今年の山形県知事選がどのようなものだったのかを記録し、たった100円のレポートのために、わざわざポスターの写真を撮りに行きましたが、こういう記録が数十年後にも読める状態になっていることは大切です。
■ 選挙ウォッチャーの分析&考察
結局のところ、84歳の金山屯さんは、ただの選挙好きの爺さんで、立花孝志のように攻撃的ではない分、無害と言えば無害ですが、それでも山形新聞の取材に「山形の社会基盤整備について、どう思いますか?」と質問されて、現職の吉村美栄子さんが「豪雨で被災したJR米坂線、陸羽東線などの早期復旧。

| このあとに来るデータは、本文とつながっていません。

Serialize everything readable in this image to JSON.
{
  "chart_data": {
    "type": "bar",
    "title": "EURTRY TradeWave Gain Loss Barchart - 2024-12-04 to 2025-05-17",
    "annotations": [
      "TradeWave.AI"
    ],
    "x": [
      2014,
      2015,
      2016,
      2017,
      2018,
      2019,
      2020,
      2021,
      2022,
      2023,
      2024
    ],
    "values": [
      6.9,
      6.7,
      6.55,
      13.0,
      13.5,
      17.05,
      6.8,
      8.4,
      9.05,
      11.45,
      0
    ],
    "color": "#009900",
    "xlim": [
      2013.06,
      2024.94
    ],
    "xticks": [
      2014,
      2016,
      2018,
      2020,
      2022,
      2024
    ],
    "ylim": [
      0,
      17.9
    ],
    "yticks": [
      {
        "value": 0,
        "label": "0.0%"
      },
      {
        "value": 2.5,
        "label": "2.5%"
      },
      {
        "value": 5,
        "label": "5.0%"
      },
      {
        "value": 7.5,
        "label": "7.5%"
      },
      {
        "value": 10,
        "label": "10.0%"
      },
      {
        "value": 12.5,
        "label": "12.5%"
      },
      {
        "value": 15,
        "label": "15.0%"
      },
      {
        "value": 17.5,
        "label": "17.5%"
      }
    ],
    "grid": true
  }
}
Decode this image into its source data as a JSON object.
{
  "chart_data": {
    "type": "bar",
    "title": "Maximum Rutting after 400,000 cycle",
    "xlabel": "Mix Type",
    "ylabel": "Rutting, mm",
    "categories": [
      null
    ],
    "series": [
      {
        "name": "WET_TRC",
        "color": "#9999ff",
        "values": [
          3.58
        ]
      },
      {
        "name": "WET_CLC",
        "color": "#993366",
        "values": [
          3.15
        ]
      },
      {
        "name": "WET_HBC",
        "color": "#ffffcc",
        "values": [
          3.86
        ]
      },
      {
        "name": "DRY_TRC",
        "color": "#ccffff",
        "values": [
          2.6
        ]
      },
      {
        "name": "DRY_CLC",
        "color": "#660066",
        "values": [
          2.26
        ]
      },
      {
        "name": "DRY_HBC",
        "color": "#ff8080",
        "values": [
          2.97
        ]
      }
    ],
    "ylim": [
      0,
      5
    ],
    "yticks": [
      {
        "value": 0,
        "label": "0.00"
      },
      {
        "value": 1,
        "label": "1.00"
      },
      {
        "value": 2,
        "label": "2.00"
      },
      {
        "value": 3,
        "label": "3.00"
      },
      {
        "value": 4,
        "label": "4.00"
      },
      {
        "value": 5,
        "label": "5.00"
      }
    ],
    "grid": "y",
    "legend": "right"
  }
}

自動運転やライドシェアなど新たな交通手段の導入」と答えているのに対し、チャレンジャーである新人の金山屯さんは「現状を知らないので答えられない」と答えています。
はっきり言って、この程度の知識で「知事になりたい」なんて、おこがましいにも程があるという話ですが、こうした人間の立候補によって億単位のコストが生じているというのは、非常にバカバカしくなります。それでも選挙のコストをケチるのは良くないと思いますが、この世には、本気で良い政治をしようと思っている人間はほとんどおらず、志のないバカが300万円の供託金を握りしめて立候補してしまうのが現状です。当選こそしないものの、勉強すらしない人間が知事になって、一体、何ができるというのでしょうか。どこかの県民がジジィにちゃんと説教してもらいたいです。